One of the most common assumptions underlying current policy and development interventions in Sub-Saharan Africa is that the use of all modern agricultural inputs – like chemical fertilizer, improved seed varieties, irrigation, agro-chemicals, and machinery – remains dismally low. But when you examine the evidence underlying this basic claim, it’s easy to feel misled.
Source: Agricultural Input Use in Africa – Revisiting our Meager Evidence Base | AfricaCan End Poverty
Photo Credit: Daniella van Legillo Padilla/World Bank Group
Most of the well-perpetuated numbers we hear about are from highly aggregated macro-data sources while others are derived from small or purposively chosen samples. Even further, many of the studies that continue to be cited are a decade or two old and may no longer be accurate in an environment influenced by pledges made via the Abuja Declaration on fertilizer.
So what’s a policy analyst to do when the evidence base is likely problematic? Just wish and hope that more appropriate data existed? For a set of eight countries in Sub-Saharan Africa, the wait is over. The Living Standards Measurement Study Integrated Surveys on Agriculture now provide nationally representative and highly disaggregated data from farmers’ agricultural plots to help rebase our understanding of African agriculture and rural spaces.
Energized by access to this publicly available data and the mandate of the “Agriculture in Africa: Telling Facts from Myths” project, Chris Barrett and I set out to explore a large number of claims made about agricultural input use in the region – not just the overall levels, but also their many correlates at the plot and farm household level. Our working paper explores these many facets, concluding with ten important messages to guide policy discussions and future research. As a preview, I describe just two of these findings below.
Farmers are not pairing inputs together at the plot level to reap benefits.
It is well-known that there are many benefits to appropriately pairing certain agricultural inputs: inorganic fertilizer with modern seed varieties, inorganic and organic fertilizer as suggested by the integrated soil fertility management model, irrigation methods with both inorganic fertilizer and modern seeds, etc.
By exploring simple correlations across the many input types that we observe in six countries, we find a surprisingly low correlation across inputs, with important caveats. This lack of pairing is widespread at the household level but even further exacerbated at the plot level, implying that even when households use a few input types on their farms, they don’t necessarily couple them together on the same plot to reap the known benefits. The figures below from Ethiopia show that of the households using inorganic fertilizer, improved seed varieties, and/or irrigation, only 3.7 percent of them use all three together on farm. At the plot level, however, only 0.2 percent of all plots are managed with these same three inputs.
Venn diagrams from Sheahan and Barrett (2014).
This behavior has gone mostly unstudied and may serve as an important and easy vehicle for boosting productivity where inputs are already available on farm but not currently combined for optimal response and management.

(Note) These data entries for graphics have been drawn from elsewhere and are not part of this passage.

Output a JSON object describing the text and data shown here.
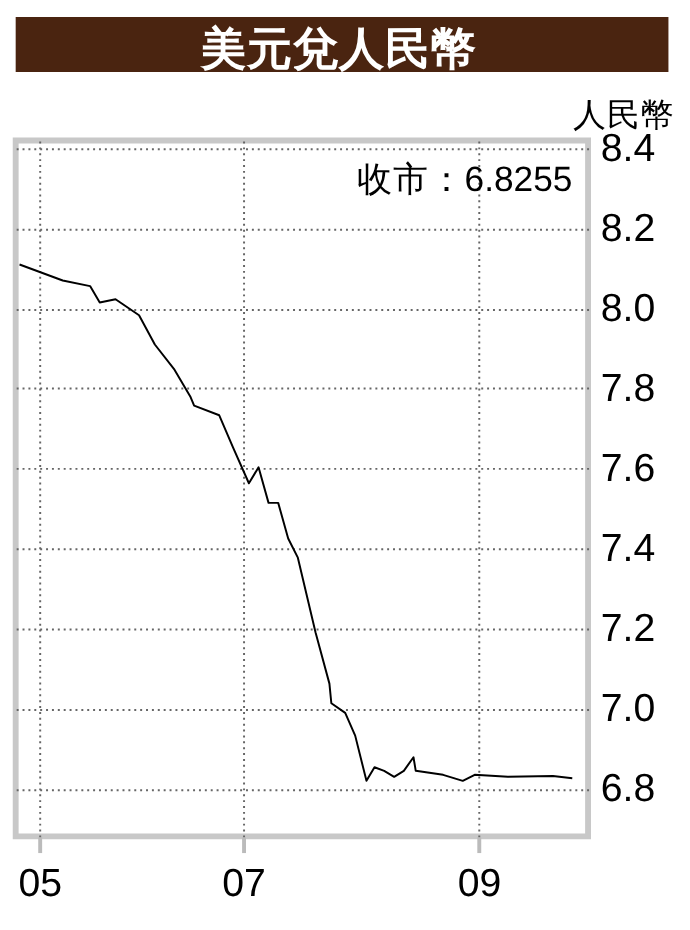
{
  "chart_data": {
    "type": "line",
    "title": "美元兌人民幣",
    "ylabel": "人民幣",
    "annotations": [
      "收市：6.8255"
    ],
    "x": [
      "2005-07-20",
      "2005-12-01",
      "2006-02-24",
      "2006-03-26",
      "2006-05-14",
      "2006-07-26",
      "2006-09-13",
      "2006-11-13",
      "2007-01-01",
      "2007-01-13",
      "2007-04-01",
      "2007-05-14",
      "2007-07-02",
      "2007-08-01",
      "2007-09-01",
      "2007-10-01",
      "2007-11-01",
      "2007-12-01",
      "2008-01-25",
      "2008-03-08",
      "2008-03-14",
      "2008-04-26",
      "2008-05-27",
      "2008-07-01",
      "2008-07-26",
      "2008-08-25",
      "2008-09-25",
      "2008-10-25",
      "2008-11-24",
      "2008-12-01",
      "2009-02-24",
      "2009-04-26",
      "2009-06-02",
      "2009-09-13",
      "2010-01-31",
      "2010-04-01"
    ],
    "series": [
      {
        "color": "#000000",
        "values": [
          8.11,
          8.07,
          8.056,
          8.015,
          8.023,
          7.983,
          7.91,
          7.847,
          7.78,
          7.757,
          7.733,
          7.652,
          7.563,
          7.603,
          7.514,
          7.514,
          7.425,
          7.377,
          7.19,
          7.062,
          7.013,
          6.989,
          6.932,
          6.819,
          6.853,
          6.844,
          6.829,
          6.844,
          6.878,
          6.844,
          6.834,
          6.819,
          6.834,
          6.829,
          6.831,
          6.8255
        ]
      }
    ],
    "xlim": [
      "2005-07-08",
      "2010-05-20"
    ],
    "xticks": [
      {
        "value": "2005-09-19",
        "label": "05"
      },
      {
        "value": "2007-06-14",
        "label": "07"
      },
      {
        "value": "2009-06-14",
        "label": "09"
      }
    ],
    "ylim": [
      6.68,
      8.42
    ],
    "yticks": [
      {
        "value": 6.8,
        "label": "6.8"
      },
      {
        "value": 7.0,
        "label": "7.0"
      },
      {
        "value": 7.2,
        "label": "7.2"
      },
      {
        "value": 7.4,
        "label": "7.4"
      },
      {
        "value": 7.6,
        "label": "7.6"
      },
      {
        "value": 7.8,
        "label": "7.8"
      },
      {
        "value": 8.0,
        "label": "8.0"
      },
      {
        "value": 8.2,
        "label": "8.2"
      },
      {
        "value": 8.4,
        "label": "8.4"
      }
    ],
    "grid": true,
    "marker": "none",
    "line_style": "solid"
  }
}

Farmers do not vary input application according to perceived quality of their plots.
It is also well-known that the underlying quality and fertility of soil will affect the way crops respond to input application. One would expect, therefore, that farmers would alter their input application decisions based on their perceived quality of their plots.
In three East African countries – Malawi, Tanzania, and Uganda – the LSMS-ISA surveys elicit farmer understanding of soil quality. Through simple descriptive statistics, we learn that farmers do not adjust input application rates to accommodate their perceptions of plot quality. Regression analysis of within-farm variation reveals that plots deemed “average” or “poor” in quality are more likely to receive inorganic fertilizer applications than are plots categorized as “good”, however these variables explain only a very small amount of within-farm fertilizer application variation. Likewise farmer-reported erosion status of the plot – observed in those same three countries plus Niger – does not appear to be a major correlate with input application, including organic fertilizer which may help to repair to damaged and depleted soils.
This important finding adds further credibility to the growing acknowledgement of the importance of better understanding the link between soils and farmer welfare, as promoted through the International Year of Soils and related commentary.
A way forward
While our descriptive analysis adds the much-needed nuance to a debate replete with broad-sweeping generalizations, there is much more to learn about agricultural inputs in SSA, especially related to responsiveness, profitability, promotion, and their environmental and human health impacts. The newly accruing panel data sets for these LSMS-ISA countries will help guide our analysis and understanding on many of these topics, thereby adding to the impressive and growing community of analysts using this very rich data.